The red cabbage indicator is a great home science project. It is fun for all ages and safe for the youngest science explorers. To make a solution of indicator, take two red cabbage leaves in a blender filled with water and process until the leaves are finely shredded and dispersed in the water. Pour the solution through a strainer to remove the solid cabbage from the solution and store the solution in a container with a lid. That’s it!
With the setup complete, the fun can begin. We recently let a group of grade-school scouts test foods and a variety of household items in order to classify them as acids or bases. The group’s favorite test was sour gum that was soaked in water. Not surprisingly, the gum was very acidic and turned our cabbage indicator pink. Dish soap turned our solution blue-green and ammonia, our strongest base, made the cabbage solution turn yellow-green. Adult supervision is necessary when testing ammonia.
Chemistry Inside the Cabbage – It is a molecule from the Anthocyanin family that makes the red cabbage indicator a rainbow of colors. Anthocyanins are found in other colorful foods that we eat and also in the leaves of trees that are red in the fall.

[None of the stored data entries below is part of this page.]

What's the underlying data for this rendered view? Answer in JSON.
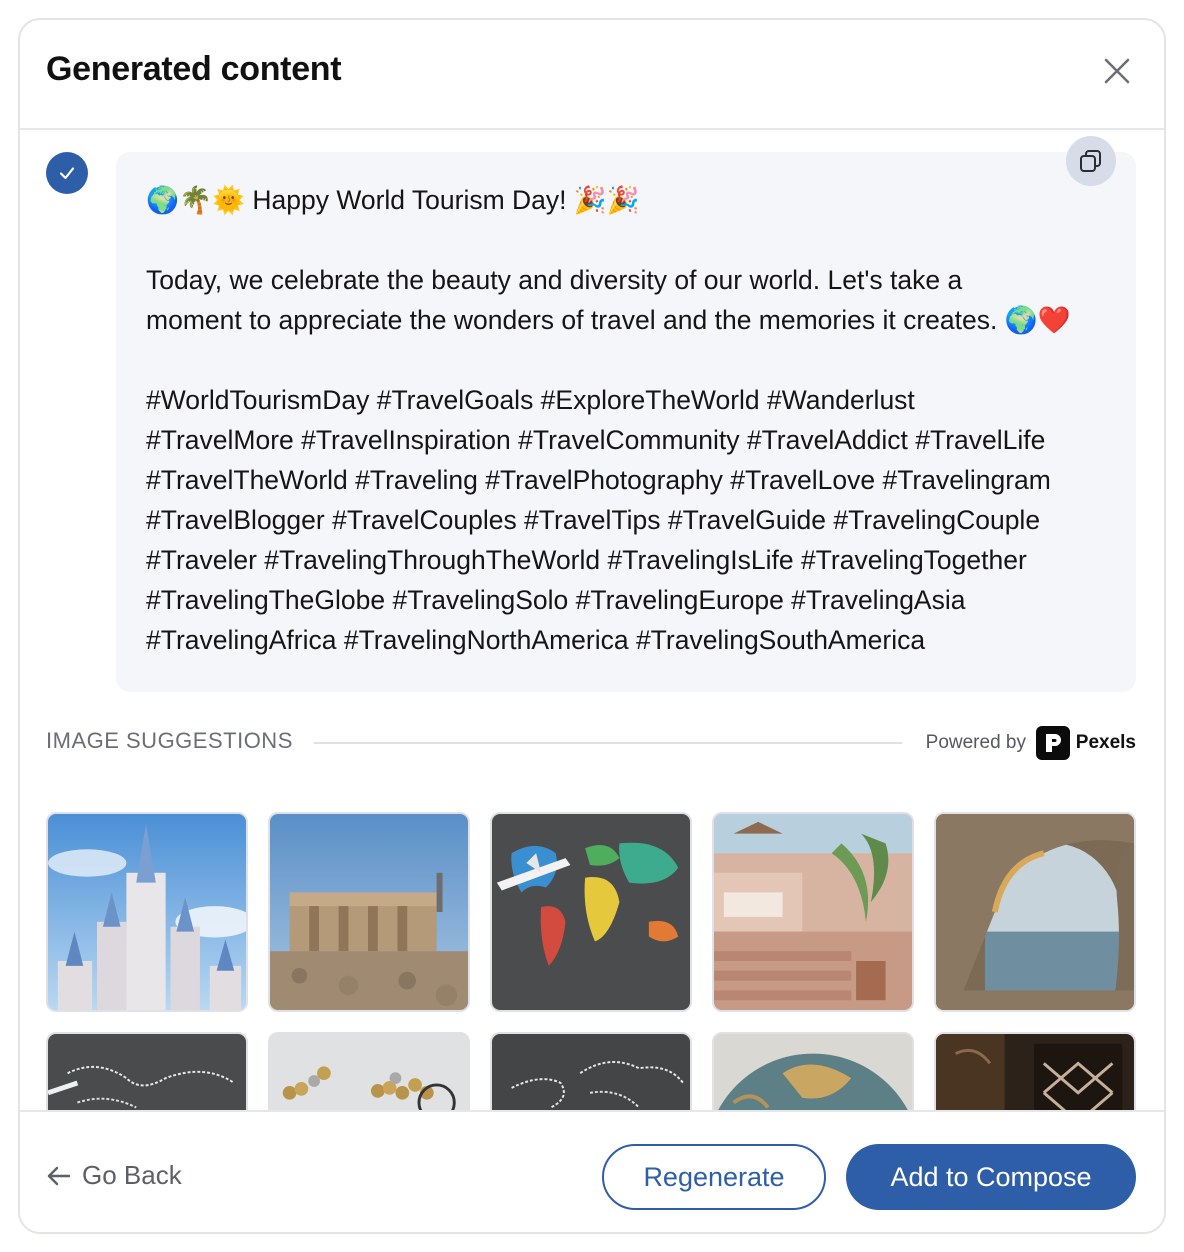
{
  "dialog": {
    "title": "Generated content",
    "close_icon": "close-icon"
  },
  "generated": {
    "selected": true,
    "text": "🌍🌴🌞 Happy World Tourism Day! 🎉🎉\n\nToday, we celebrate the beauty and diversity of our world. Let's take a\nmoment to appreciate the wonders of travel and the memories it creates. 🌍❤️\n\n#WorldTourismDay #TravelGoals #ExploreTheWorld #Wanderlust\n#TravelMore #TravelInspiration #TravelCommunity #TravelAddict #TravelLife\n#TravelTheWorld #Traveling #TravelPhotography #TravelLove #Travelingram\n#TravelBlogger #TravelCouples #TravelTips #TravelGuide #TravelingCouple\n#Traveler #TravelingThroughTheWorld #TravelingIsLife #TravelingTogether\n#TravelingTheGlobe #TravelingSolo #TravelingEurope #TravelingAsia\n#TravelingAfrica #TravelingNorthAmerica #TravelingSouthAmerica",
    "copy_icon": "copy-icon"
  },
  "image_suggestions": {
    "label": "IMAGE SUGGESTIONS",
    "powered_by": "Powered by",
    "provider": "Pexels",
    "images": [
      {
        "subject": "castle"
      },
      {
        "subject": "ancient-ruins"
      },
      {
        "subject": "colorful-world-map"
      },
      {
        "subject": "terrace-courtyard"
      },
      {
        "subject": "rock-arch-sea"
      },
      {
        "subject": "chalk-world-map"
      },
      {
        "subject": "coins"
      },
      {
        "subject": "chalk-world-map-2"
      },
      {
        "subject": "globe"
      },
      {
        "subject": "ornate-window"
      }
    ]
  },
  "footer": {
    "go_back": "Go Back",
    "regenerate": "Regenerate",
    "add_to_compose": "Add to Compose"
  },
  "colors": {
    "accent": "#2f5ea8",
    "card_bg": "#f5f6f9",
    "border": "#e3e4e8"
  }
}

This spring and summer the hydrangea flowers will tell you the acidity of the soil because of the anthocyanin in the flower. Our hydrangea plant blooms in pink and blue and sometimes green – just like our red cabbage indicator!
Notes: Adult participation/supervision is required when making the cabbage indicator solution and when working with younger children on this science project.
Test out drinks like fruit juices, soda, packaged drinks and milk. Solids like baking powder, baking soda and salt can be dissolved in water to test. Other items like hard candy and gum can be soaked in water to extract coatings. Hand and dish soaps are often neutral but some will test more basic.